Carl Blackbird
- Born: 26 March 1965 (age 61) Peterborough, England
- Nationality: British (English)

Career history
- 1981–1985: Mildenhall Fen Tigers
- 1984, 1988: Ipswich Witches
- 1985–1987: Belle Vue Aces
- 1989: Reading Racers
- 1990: Edinburgh Monarchs
- 1991–1993: Long Eaton Invaders

Individual honours
- 1986: British Championship finalist
- 1985: British Under 21 Champion

Team honours
- 1984: British League Champion
- 1984: British League Knockout Cup Winner
- 1984: NL Fours Championship

= Carl Blackbird =

English speedway rider

Carl Ivan Blackbird (born 26 March 1965) is a former motorcycle speedway rider from England and Great Britain.

== Speedway career ==
Blackbird rode in the top tier of British Speedway from 1981–1993, riding for various clubs.

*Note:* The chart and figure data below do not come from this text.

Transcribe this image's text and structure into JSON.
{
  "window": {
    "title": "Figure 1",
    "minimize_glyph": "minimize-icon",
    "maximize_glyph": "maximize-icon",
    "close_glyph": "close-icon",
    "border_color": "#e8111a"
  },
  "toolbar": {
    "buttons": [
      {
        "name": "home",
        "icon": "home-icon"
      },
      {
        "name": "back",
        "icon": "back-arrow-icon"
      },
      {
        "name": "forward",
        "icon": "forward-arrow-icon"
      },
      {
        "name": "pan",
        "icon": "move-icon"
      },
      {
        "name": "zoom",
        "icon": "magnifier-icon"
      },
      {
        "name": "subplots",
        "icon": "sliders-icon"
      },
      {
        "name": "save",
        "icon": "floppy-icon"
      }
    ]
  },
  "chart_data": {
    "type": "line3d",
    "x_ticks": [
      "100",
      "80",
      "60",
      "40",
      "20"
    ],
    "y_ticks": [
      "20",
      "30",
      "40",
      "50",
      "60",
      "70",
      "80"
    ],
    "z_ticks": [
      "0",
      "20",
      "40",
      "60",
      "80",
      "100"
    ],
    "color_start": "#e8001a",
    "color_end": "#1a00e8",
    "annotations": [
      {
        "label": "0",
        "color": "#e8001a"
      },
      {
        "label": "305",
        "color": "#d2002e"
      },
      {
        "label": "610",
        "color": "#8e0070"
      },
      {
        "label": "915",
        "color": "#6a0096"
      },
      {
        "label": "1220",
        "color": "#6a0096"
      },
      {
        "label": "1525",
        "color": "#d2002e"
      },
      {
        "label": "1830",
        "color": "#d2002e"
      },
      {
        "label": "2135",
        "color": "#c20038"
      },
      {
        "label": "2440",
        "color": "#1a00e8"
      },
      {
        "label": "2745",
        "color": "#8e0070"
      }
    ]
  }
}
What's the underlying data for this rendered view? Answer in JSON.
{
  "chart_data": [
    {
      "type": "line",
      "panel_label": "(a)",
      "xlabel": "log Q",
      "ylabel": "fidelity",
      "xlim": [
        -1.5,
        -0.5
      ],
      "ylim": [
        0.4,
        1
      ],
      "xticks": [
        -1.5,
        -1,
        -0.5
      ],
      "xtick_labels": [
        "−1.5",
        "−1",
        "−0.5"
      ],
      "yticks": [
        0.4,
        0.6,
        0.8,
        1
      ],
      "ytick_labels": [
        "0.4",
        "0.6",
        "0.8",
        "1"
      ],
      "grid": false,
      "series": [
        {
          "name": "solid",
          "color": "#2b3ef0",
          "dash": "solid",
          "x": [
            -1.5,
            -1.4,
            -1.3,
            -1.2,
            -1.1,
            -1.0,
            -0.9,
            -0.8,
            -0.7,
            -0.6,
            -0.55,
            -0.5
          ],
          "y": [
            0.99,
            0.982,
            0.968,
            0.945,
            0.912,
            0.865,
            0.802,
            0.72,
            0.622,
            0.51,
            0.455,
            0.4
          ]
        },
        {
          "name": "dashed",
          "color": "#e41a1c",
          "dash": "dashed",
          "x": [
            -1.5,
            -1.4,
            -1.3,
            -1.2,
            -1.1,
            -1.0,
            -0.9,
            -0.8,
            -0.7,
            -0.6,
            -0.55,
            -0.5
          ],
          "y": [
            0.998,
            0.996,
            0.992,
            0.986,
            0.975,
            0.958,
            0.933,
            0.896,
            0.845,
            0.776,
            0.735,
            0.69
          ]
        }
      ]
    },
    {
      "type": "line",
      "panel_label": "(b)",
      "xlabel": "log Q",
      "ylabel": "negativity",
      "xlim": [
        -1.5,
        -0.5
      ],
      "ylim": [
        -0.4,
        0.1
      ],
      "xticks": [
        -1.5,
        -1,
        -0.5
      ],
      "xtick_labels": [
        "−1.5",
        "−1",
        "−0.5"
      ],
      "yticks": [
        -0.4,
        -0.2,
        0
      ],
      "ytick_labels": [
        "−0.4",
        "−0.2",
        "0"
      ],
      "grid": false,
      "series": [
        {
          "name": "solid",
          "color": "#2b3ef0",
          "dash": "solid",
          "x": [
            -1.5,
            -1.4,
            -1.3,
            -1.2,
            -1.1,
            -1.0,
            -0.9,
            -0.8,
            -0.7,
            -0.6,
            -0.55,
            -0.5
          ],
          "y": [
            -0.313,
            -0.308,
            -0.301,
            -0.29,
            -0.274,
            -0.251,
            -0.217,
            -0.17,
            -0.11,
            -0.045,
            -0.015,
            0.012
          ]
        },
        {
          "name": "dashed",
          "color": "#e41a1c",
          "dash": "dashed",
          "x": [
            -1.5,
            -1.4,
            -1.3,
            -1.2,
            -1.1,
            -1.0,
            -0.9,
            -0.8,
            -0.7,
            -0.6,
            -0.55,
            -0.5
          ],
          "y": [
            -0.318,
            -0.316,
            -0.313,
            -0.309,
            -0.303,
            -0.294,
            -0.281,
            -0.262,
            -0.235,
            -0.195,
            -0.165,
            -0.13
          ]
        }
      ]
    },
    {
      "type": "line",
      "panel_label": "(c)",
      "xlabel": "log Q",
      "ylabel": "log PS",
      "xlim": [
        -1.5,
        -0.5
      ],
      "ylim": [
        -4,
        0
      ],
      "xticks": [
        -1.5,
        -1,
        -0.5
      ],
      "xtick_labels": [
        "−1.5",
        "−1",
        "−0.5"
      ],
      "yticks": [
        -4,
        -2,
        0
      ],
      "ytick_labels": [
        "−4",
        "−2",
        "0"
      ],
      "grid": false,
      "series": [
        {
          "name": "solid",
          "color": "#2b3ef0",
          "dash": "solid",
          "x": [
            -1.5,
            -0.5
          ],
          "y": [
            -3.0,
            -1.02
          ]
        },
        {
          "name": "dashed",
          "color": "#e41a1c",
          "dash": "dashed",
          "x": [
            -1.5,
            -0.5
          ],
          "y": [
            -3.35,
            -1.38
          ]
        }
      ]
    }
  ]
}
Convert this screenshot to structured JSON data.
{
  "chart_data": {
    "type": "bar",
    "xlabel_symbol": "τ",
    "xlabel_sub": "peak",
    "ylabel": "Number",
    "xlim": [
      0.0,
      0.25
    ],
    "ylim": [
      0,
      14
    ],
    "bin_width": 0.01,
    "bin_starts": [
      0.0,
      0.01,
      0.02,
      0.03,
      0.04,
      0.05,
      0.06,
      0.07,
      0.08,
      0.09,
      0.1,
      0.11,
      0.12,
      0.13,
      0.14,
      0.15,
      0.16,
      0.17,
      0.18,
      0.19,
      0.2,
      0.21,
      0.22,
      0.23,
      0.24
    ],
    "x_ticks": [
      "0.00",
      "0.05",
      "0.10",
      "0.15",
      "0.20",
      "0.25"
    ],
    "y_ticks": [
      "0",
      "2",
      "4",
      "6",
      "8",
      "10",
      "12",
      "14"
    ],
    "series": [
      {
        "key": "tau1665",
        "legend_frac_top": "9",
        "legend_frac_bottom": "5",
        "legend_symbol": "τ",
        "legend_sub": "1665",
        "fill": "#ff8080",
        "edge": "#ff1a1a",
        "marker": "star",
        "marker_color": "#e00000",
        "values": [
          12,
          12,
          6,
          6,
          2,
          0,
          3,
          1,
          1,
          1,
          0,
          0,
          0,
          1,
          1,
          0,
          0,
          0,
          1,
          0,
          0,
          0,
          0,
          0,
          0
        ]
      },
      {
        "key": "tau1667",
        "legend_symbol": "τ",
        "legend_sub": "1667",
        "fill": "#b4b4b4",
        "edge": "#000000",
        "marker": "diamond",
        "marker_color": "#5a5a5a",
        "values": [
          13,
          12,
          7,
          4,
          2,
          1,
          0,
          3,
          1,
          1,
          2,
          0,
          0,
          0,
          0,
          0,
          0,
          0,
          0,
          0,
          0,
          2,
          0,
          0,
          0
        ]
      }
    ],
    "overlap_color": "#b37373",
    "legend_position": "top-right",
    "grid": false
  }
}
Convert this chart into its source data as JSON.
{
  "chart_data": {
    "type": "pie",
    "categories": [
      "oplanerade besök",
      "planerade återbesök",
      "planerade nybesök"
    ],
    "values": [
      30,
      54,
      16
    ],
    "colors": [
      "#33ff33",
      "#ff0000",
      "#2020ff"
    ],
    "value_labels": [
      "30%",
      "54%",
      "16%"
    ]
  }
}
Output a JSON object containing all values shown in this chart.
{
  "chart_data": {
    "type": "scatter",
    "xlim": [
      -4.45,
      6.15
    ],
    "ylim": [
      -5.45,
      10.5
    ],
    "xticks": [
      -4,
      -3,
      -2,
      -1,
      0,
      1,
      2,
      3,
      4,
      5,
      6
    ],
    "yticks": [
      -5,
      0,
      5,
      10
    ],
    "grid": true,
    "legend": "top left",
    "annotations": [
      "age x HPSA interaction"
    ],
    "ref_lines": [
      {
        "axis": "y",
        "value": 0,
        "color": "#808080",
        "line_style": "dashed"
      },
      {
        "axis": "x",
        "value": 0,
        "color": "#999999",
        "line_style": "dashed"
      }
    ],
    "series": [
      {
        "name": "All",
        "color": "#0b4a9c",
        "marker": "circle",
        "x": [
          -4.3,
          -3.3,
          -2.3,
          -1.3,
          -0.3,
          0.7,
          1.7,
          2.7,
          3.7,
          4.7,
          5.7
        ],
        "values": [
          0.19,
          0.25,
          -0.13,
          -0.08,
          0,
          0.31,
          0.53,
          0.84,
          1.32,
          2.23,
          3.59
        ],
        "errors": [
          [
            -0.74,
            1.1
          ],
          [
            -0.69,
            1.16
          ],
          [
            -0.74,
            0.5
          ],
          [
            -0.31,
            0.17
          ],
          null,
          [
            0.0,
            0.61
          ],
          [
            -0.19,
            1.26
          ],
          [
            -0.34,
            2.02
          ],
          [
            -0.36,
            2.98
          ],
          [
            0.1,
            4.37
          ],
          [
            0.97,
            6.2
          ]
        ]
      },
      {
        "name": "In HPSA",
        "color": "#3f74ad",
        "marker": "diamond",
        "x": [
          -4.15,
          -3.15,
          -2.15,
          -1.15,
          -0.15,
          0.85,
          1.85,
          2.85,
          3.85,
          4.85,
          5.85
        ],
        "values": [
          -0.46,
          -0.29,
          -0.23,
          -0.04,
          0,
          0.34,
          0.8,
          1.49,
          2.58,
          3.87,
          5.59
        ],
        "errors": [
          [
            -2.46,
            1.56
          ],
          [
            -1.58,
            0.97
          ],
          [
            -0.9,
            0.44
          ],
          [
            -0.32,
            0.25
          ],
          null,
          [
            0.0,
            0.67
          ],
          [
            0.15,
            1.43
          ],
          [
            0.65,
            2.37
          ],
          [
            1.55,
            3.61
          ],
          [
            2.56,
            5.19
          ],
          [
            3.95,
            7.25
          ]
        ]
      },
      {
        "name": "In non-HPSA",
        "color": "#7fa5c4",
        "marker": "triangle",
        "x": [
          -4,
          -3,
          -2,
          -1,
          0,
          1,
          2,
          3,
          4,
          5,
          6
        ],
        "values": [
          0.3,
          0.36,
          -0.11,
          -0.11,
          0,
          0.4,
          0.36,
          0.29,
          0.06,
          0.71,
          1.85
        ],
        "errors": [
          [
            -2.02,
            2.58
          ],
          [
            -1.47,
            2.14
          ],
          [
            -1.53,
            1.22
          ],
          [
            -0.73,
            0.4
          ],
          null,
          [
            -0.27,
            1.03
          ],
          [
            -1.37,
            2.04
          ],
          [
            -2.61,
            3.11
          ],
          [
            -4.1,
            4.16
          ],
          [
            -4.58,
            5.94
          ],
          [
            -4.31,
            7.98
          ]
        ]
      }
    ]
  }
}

In 1984, Blackbird won the league and cup double with Ipswich Witches during the 1984 British League season, in addition to helping Mildenhall Fen Tigers win the Fours Championship during the 1984 National League season.

In 1985, Blackbird became the British Under 21 Champion and signed for Belle Vue Aces for a £20,000 transfer fee from Mildenhall Fen Tigers, spending three years at the Manchester club. He reached the final of the British Speedway Championship in 1986. In 1988, he signed for Ipswich Witches, moving from Belle Vue.

At retirement, Blackbird had earned eight international caps for the England national speedway team.

== Family ==
Blackbird's son Lewis is a former speedway rider, as were Carl's brothers Mark and Paul.